School meals debt of more than £1m should be written off, say Greens

The Scottish Government has been urged to write off more than £1 million in debt from unpaid school meals.

Figures released following a freedom of information (FOI) request by the Scottish Greens reveal the unpaid fees have reached at least £1,168,755.

Every child at a council school can get free lunches in the first three years of primary in Scotland.

Children are also able to get free school lunches after primary three if their parents or caregivers receive benefits or tax credits.

The Scottish Greens received a response to the FOI request from all but seven local authorities.

Edinburgh, Midlothian, Falkirk and West Dunbartonshire had not responded to their request at time of publication, while Glasgow, Renfrewshire and Clackmannanshire did not have a central figure for debt.

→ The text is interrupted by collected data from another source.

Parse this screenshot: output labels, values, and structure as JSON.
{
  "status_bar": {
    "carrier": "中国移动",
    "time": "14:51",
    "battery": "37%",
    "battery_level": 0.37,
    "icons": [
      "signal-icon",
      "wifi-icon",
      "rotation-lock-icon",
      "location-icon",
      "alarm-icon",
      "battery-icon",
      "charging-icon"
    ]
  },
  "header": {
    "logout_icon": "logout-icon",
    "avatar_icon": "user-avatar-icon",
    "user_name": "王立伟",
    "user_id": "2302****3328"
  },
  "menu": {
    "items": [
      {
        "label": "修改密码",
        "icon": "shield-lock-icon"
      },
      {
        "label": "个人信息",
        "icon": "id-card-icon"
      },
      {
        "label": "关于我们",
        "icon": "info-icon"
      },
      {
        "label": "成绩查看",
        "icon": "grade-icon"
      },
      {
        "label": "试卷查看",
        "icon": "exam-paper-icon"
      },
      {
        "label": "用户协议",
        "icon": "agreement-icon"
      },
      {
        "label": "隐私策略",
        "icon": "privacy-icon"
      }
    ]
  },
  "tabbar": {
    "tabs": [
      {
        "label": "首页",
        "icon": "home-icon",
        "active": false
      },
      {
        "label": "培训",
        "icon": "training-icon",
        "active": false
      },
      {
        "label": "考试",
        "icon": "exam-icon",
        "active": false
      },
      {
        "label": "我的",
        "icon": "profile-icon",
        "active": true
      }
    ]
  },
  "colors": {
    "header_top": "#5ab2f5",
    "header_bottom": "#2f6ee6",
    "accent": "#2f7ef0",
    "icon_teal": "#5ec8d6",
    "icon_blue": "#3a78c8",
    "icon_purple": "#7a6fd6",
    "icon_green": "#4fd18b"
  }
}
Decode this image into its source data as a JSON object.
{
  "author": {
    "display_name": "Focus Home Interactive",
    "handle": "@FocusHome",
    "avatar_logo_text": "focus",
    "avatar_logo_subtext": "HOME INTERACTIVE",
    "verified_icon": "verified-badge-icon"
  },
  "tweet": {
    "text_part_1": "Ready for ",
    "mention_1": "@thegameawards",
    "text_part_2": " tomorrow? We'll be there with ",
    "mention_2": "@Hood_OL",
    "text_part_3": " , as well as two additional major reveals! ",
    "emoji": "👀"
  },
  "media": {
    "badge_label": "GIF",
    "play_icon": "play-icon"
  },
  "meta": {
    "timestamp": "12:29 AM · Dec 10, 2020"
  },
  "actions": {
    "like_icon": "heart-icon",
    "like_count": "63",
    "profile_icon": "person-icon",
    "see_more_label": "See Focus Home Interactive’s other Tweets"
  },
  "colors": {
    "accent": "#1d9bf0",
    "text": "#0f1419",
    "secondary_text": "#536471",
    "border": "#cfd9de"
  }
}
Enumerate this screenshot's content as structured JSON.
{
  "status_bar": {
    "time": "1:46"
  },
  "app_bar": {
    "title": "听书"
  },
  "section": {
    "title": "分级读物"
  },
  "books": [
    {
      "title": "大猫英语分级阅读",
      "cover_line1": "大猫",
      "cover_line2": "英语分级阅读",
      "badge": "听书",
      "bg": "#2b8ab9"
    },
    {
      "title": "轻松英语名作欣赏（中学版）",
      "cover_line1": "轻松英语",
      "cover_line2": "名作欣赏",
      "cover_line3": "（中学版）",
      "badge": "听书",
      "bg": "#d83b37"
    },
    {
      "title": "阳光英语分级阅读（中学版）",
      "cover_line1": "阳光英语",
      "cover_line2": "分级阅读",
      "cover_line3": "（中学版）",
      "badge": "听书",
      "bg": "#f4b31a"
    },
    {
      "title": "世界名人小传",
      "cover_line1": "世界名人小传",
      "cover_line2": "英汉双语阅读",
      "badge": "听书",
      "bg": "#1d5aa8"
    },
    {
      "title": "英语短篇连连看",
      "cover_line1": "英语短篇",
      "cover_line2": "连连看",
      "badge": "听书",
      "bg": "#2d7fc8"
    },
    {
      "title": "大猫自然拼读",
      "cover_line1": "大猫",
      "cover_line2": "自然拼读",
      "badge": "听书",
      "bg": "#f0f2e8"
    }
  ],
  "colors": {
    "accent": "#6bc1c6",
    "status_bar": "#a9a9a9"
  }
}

Figures highlighted by the Greens showed as much as £434,545 is owed to Aberdeen City Council for unpaid school meals, while £168,854 is owed to North Ayrshire Council.

Elsewhere, £98,985 is owed to Aberdeenshire Council, £55,455 to Fife Council and £20,650 to Dundee City Council.

The Scottish Greens said the vast majority of schools report they do not impose restrictions on pupils accessing meals if they are in debt.

Scottish Green MSP Ross Greer called the level of debt “astonishing” and said it should now be written off.

“Children are going hungry in Scotland and we know that means-tested free school meals miss out far too many families who need them,” he said.

“This frankly astonishing mountain of school meal debt should be written off immediately.

“If it is serious about closing the attainment gap, the Scottish Government should follow the example of countries like Finland by providing all pupils with access to a free, nutritious breakfast and lunch, including during school holidays.

“The first step towards that would be writing off this growing debt, which is clearly not going to be paid off in most cases.”

Deputy First Minister John Swinney said healthy and nutritious free school meals are a benefit to the learning and health of pupils.

“The Scottish Government introduced free school meals for all primary one to three pupils four years ago and has extended eligibility for lower-income households,” he said.

“Healthy and nutritious free school meals benefit pupils’ learning and health and can save eligible families around £400 per child per year, part of our £1.4 billion support for low-income households.

“Eligible families with children above primary three can register for free school meals and if families face financial difficulties but do not meet national eligibility criteria, they can speak to their local authority to access appropriate advice and assistance.”